Sócrates. Figura-te agora o estado da natureza humana, em relação à ciência
 e à ignorância, sob a forma alegórica que passo a fazer. Imagina os
 homens encerrados em morada subterrânea e cavernosa que dá entrada
 livre à luz em toda extensão. Aí, desde a infância, têm os homens o
 pescoço e as pernas presos de modo que permanecem imóveis e
só veem os objetos que lhes estão diante. Presos pelas cadeias, não
 podem voltar o rosto. Atrás deles, a certa distância e altura, um fogo cuja
 luz os alumia; entre o fogo e os cativos imagina um caminho escarpado,
 ao longo do qual um pequeno muro parecido com os tabiques que os
 pelotiqueiros põem entre si e os espectadores para ocultar-lhes as molas
 dos bonecos maravilhosos que lhes exibem.

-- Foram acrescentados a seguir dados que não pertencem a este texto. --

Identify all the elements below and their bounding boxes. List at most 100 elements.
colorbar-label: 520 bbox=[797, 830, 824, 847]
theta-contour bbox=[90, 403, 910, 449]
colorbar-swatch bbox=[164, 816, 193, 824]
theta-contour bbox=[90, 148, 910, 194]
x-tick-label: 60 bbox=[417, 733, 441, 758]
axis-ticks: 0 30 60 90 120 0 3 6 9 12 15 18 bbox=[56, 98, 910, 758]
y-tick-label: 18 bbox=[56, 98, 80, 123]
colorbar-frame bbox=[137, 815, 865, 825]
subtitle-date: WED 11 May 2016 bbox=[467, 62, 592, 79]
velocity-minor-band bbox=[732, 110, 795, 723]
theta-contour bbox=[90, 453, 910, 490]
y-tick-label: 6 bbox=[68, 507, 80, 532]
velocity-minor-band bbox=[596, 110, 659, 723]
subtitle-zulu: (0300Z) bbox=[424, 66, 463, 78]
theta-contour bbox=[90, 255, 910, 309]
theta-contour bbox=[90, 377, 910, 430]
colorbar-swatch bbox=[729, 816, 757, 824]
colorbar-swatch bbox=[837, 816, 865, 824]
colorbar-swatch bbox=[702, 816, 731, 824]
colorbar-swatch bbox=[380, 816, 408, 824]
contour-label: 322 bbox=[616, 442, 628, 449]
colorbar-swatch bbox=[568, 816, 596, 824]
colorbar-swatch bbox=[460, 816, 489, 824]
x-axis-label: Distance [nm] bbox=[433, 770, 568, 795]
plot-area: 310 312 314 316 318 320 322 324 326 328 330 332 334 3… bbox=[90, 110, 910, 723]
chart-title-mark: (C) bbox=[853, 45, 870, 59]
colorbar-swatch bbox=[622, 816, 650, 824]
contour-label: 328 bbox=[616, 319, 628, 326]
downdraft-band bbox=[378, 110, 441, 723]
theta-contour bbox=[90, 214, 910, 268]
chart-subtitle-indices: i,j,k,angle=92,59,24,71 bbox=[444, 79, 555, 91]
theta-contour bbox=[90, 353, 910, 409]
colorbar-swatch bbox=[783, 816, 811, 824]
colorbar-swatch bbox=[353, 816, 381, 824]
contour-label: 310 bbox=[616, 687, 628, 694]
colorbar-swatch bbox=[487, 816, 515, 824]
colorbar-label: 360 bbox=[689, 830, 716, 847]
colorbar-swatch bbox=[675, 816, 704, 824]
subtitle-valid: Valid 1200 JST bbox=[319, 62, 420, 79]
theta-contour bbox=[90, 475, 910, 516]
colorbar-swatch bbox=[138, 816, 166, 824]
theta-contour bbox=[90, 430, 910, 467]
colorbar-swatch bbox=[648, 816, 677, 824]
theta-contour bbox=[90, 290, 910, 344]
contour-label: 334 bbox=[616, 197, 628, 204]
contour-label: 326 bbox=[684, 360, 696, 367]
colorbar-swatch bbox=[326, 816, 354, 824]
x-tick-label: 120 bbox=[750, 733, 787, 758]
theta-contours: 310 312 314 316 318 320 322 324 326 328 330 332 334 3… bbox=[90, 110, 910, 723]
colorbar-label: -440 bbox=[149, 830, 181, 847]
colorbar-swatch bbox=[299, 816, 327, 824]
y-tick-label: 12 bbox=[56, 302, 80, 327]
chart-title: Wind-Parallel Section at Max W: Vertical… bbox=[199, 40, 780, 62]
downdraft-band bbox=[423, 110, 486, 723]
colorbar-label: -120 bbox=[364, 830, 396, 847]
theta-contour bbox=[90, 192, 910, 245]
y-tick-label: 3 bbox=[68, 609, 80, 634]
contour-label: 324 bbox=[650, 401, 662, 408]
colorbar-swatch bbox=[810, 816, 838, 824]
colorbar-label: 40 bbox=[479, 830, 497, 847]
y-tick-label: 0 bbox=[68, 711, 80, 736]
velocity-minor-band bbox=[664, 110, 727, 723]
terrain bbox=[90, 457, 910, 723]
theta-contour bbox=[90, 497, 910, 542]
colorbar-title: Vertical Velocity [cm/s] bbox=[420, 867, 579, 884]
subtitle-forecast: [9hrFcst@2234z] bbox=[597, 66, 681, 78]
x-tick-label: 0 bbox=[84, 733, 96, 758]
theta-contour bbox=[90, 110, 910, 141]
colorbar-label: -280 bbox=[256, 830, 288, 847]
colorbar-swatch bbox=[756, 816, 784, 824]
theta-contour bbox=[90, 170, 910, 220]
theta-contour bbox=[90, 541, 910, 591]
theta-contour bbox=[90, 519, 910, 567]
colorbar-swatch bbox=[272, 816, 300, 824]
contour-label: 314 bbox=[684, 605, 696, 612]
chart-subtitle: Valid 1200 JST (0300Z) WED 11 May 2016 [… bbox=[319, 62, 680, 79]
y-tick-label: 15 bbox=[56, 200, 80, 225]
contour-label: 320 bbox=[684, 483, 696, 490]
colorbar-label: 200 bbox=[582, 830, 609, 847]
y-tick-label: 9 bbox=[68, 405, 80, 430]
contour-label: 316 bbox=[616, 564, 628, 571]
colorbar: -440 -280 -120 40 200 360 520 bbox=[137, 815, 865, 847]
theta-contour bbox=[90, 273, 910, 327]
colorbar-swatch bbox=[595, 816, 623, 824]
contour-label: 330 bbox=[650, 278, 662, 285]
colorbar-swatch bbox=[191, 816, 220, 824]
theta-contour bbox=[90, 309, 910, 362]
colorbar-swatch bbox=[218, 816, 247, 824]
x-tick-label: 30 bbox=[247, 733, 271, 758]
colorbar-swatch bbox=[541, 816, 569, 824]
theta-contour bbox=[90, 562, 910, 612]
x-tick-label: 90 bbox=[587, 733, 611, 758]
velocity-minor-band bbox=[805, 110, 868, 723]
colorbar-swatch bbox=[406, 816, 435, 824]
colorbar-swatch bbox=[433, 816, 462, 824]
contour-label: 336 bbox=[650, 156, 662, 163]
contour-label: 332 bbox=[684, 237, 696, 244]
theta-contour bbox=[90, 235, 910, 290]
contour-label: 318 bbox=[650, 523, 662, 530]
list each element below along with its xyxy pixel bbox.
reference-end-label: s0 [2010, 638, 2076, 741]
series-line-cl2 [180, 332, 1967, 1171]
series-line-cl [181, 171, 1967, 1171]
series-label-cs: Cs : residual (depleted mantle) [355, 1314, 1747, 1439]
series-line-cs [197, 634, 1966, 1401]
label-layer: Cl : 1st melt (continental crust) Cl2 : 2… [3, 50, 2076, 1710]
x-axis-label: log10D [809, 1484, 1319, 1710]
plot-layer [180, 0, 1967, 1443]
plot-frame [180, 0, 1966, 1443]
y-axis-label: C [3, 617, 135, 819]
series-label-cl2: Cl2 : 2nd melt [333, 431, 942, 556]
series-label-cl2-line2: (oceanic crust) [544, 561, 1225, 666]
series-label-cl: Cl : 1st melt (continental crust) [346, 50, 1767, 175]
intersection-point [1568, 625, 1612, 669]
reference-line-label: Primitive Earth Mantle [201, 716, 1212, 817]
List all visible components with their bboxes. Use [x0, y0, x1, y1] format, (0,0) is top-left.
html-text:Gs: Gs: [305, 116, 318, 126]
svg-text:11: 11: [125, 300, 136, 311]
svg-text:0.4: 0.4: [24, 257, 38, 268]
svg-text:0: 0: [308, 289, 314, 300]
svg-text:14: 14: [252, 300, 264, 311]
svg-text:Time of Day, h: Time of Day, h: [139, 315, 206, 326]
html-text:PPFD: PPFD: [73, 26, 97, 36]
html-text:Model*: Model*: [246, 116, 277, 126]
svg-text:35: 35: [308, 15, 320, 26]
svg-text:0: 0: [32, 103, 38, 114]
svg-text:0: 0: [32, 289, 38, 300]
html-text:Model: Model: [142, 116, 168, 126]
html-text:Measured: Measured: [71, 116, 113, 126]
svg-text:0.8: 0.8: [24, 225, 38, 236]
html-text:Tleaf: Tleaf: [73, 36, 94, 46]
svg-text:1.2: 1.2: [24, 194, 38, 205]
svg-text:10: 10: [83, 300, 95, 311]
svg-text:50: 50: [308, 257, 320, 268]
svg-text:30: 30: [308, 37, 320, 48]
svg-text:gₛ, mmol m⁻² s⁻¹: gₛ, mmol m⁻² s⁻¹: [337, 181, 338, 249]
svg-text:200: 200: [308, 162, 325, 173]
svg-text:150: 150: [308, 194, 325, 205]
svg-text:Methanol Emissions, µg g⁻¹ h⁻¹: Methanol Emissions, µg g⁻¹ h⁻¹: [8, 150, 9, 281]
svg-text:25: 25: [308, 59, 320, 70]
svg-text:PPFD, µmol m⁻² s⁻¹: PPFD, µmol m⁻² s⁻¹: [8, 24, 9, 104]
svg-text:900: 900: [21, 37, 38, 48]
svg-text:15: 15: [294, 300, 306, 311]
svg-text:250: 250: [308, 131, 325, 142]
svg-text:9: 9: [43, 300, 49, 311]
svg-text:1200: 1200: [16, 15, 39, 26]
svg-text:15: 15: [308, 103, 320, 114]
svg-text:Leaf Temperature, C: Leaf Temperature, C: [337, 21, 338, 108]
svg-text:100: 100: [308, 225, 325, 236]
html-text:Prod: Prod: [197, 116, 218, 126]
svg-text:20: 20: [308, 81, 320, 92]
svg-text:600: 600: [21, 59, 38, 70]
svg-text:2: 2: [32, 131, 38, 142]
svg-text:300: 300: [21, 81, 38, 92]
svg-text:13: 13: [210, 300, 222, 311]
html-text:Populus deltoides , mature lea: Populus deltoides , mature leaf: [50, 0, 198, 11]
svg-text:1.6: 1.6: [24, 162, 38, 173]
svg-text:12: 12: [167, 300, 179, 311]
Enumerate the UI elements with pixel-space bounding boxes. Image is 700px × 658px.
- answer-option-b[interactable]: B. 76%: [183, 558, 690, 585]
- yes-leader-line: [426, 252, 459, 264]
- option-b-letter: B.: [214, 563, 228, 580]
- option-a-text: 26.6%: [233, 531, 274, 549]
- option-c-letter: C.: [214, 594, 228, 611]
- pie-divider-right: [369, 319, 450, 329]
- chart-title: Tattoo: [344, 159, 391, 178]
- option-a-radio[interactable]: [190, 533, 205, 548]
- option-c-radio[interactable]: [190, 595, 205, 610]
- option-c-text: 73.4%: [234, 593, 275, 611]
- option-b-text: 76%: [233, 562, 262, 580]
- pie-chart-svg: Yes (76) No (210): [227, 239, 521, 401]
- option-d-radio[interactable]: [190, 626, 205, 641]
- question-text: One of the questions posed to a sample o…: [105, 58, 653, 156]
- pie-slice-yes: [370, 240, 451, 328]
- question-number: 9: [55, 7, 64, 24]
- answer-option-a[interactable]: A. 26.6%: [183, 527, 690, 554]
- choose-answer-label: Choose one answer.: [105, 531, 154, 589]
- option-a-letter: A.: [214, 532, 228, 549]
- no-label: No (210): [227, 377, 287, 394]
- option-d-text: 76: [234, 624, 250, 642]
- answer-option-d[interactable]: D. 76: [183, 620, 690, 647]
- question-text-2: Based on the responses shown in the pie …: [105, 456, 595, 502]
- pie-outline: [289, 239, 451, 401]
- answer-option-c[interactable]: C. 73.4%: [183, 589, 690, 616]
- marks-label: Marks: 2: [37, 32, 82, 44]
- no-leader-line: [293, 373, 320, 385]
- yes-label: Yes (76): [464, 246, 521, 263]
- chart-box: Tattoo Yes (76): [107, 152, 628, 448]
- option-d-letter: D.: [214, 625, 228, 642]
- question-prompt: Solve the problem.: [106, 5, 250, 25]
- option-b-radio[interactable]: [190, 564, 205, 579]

Glauco. Imagino tudo isso.
Sócrates. Supõe ainda homens que passam ao longo deste muro, com
figuras e objetos que se elevam acima dele, figuras de homens e animais
 de toda a espécie, talhados em pedra ou madeira. Entre os que carregam
 tais objetos, uns se entretêm em conversa, outros guardam em silêncio.
Glauco. Similar quadro e não menos singulares cativos!
Sócrates. Pois são nossa imagem perfeita. Mas, dize-me: assim colocados,
 poderão ver de si mesmos e de seus companheiros algo mais que as
sombras projetadas, à claridade do fogo, na parede que lhes fica fronteira?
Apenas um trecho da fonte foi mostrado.